Alfonso Ussía
«L'amour»
Creo que era Hugo Tognazzi el protagonista de aquella película italiana «Demasiadas cuerdas para un violín». Superior la idea a la realización. El amante esposo y padre de familia que comparte su vida y su amor con otra mujer y más hijos, y que no contento con ello, tiene también una segunda amante con sus respectivos retoños. Terrible la Nochebuena, con tres cenas, tres brindis, tres sesiones de villancicos y tres repartos de regalos. Los días de cada semana, perfectamente distribuídos. Lunes, Marietta, martes, Lucía, miércoles, Sandra, jueves, Marietta, viernes, Lucía, sábado, Sandra y el domingo a descansar. Un descanso relativo. A las 10, al zoológico con sus hijos de Marietta, a las 13 horas, el aperitivo con los habidos con Lucía, y a las cinco de la tarde, al fútbol con los de Sandra, los más pequeños, y también los más queridos. Tres colegios, tres remesas de notas, tres casas que mantener y una vida espantosa. Los santos, los cumpleaños, los aniversarios, una auténtica tortura.
Tognazzi trabajaba como una mula para sacar a sus tres familias adelante. Como una mula cuando las mulas trabajaban, que casi han desaparecido en la actualidad. Los Reyes y sus secretos de alcoba sufrían menores agobios. Torrente Ballester escribió un opúsculo divertido que mereció una versión filmada, «El Rey Pasmado». Trataba de Felipe IV de joven, cuya única obsesión era la de ver a su joven esposa y reina, completamente desnuda. Hacía el papel de Felipe IV Gabino Diego, y el del conde-duque de Olivares y el confesor de la Corte, Gurruchaga y Juan Diego por ese orden, muy sobreactuados y nada convincentes. Gabino Diego lo bordaba, si bien su personaje nada tenía que ver con la realidad, porque Felipe IV, el Rey de los Siglos de Oro de nuestra cultura, se pasó la vida contratando a Velázquez, recelando de Quevedo y viendo mujeres desnudas, no en vano tuvo más de cuarenta hijos. De pasmado, como se figuró don Gonzalo Torrente, nada de nada.

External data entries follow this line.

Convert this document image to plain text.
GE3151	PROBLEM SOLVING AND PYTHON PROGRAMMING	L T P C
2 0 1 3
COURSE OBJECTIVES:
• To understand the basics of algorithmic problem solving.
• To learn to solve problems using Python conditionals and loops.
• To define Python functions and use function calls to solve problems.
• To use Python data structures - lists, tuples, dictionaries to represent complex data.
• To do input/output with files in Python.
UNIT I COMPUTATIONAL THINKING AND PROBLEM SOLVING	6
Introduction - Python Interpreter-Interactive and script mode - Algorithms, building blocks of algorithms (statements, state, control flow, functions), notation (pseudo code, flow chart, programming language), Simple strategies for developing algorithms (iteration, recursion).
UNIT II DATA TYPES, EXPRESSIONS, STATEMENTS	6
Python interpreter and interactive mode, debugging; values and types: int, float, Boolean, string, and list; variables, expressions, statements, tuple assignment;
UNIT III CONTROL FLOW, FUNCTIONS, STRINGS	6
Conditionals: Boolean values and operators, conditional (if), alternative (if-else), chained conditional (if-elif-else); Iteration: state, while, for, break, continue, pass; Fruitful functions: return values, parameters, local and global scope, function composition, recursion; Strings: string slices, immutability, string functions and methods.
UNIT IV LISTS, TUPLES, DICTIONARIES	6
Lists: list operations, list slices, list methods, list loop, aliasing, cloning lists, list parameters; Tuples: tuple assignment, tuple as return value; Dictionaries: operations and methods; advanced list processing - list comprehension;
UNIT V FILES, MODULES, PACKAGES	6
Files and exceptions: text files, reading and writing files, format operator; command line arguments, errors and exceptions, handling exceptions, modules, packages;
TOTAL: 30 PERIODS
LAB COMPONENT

En la antigüedad, un Rey que no tenía hijos de bastardía, era un Rey que no merecía la pena. El gran bastardo, Don Juan de Austria, producía honda envidia a su hermano Felipe II, que era enano y feo, mientras Don Juan medía más de ciento noventa centímetros de altura, que para aquellos tiempos, equivalían a lo que ahora gasta Arvidas Sabonis. Y fue un héroe y un guerrero admirado, adorado por las mujeres. Felipe II no se quedaba atrás en sus lances amorosos, pero sabía que su éxito iba de la mano de su posición, y ello le atormentaba el orgullo y la conciencia.
El poder siempre ha entusiasmado a un determinado modelo de mujeres. El Presidente de la República Francesa es un republicano coronado. No existe nación más monárquica que Francia en sus sentimientos. De Gaulle fue un rey soldado, y Giscard, Chirac y Mitterrand, reyes absolutistas. Todos ellos muy aficionados a los lechos amables de las cortesanas. Pero el nuevo intérprete de «Demasiadas cuerdas para un violín» se llama François Hollande, el Presidente de la República Francesa, un desastroso político humanizado por su formidable poder masculino. Con Sególène Royal –con la que tuvo cuatro hijos–, amparado en los brazos de la otoñal y atractiva Valerie Trierweiler, y hoy regocijado y sorprendido sobre el colchón y entre las sábanas de la actriz Julie Gayet, que no ha tenido reparos en calificar a su hombre del Elíseo de «maravilloso». Francia va mal, pero Hollande se lo está pasando de cine mudo, aunque después de las siestas prohibidas se despida de su amor con las palabras dignas de un rey de Francia. «Merci, merci, merci, mon petit lapin».